Pennsylvania patients face major changes and challenges today and in the coming years. Thankfully, nurse practitioners are ready, willing, able – and nationally certified – to expand access to health care statewide. Pennsylvania is ready for Full Practice Authority

WHAT IS A NURSE PRACTITIONER?

Nurse practitioners, also called certified registered nurse practitioners (CRNPs) or advanced practice registered nurses (APRNs), have advanced graduate education with master’s degrees or doctorates, and are nationally certified in their population focus areas. Among their many services, NPs:

  • Order, perform and interpret diagnostic tests;

  • Diagnose and treat acute and chronic conditions such as diabetes, high blood pressure, infections and injuries;

  • Prescribe medications and other treatments;

  • Manage a patient’s care.

 

More than 100 studies have proven that NPs provide safe, high-quality health care.

 

WHAT IS FULL PRACTICE AUTHORITY?

Currently, in order to practice in Pennsylvania, an NP must secure business contracts, called collaborative agreements, with two physicians. Researchers – including physicians and NPs alike – have proven that this mandate offers no patient health benefits. To the contrary, research shows that the mandate restricts access to care and correlates to worse patient health outcomes.

 

Senate Bill 25 and House Bill 100 would end this costly, arbitrary and outdated mandate and make Pennsylvania a Full Practice Authority state. Currently, 22 states and the District of Columbia are already using Full Practice Authority to expand access to care, especially for those in underserved rural areas and patients with Medicaid insurance.

 

Senate Bill 25 and House Bill 100 require a Transition to Practice period. Each new NP must work three years and 3,600 hours in a clinical setting prior to earning Full Practice Authority as regulated by the State Board of Nursing.

 

 Rural communities and all Pennsylvanians deserve access to high quality care. 

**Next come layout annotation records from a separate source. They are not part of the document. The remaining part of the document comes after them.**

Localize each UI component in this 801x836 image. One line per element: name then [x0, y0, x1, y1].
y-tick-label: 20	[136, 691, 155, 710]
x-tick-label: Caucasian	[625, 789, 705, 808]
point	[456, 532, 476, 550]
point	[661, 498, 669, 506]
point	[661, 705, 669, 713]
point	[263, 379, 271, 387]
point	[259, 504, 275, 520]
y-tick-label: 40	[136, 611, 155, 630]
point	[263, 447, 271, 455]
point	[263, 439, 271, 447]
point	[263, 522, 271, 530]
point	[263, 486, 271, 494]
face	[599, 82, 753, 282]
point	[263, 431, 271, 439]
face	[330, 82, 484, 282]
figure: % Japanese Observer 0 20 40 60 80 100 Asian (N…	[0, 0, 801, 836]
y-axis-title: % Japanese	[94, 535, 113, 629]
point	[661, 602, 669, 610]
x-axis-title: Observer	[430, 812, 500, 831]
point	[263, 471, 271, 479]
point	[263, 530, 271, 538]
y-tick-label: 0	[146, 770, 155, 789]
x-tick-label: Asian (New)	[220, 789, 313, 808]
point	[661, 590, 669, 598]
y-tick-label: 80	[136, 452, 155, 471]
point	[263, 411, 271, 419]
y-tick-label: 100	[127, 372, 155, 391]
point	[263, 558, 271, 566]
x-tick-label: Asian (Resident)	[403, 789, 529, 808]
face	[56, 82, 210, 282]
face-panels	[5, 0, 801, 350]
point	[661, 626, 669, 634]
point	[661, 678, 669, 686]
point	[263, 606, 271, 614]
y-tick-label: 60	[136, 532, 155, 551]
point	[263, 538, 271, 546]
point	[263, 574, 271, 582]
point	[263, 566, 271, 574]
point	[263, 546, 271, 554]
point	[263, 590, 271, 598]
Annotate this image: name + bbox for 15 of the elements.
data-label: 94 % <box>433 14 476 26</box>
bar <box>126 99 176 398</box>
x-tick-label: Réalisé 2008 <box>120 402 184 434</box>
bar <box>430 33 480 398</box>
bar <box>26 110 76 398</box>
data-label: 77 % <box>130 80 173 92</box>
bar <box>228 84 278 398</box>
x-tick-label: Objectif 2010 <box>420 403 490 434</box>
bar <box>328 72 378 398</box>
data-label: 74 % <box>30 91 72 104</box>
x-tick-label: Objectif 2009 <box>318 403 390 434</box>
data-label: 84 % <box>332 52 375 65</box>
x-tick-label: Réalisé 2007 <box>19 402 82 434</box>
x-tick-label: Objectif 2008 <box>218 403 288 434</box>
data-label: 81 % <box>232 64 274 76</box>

-Representative Jesse Topper

 

Elected officials have the opportunity to ensure more people can access quality care by modernizing state law and allowing these highly trained professionals to serve patients to their fullest potential. Senate Bill 25 and House Bill 100 will make these important changes a reality.

PA CAN BE NEXT.

Full Practice Authority

NURSE PRACTITIONERS PUT PATIENTS FIRST.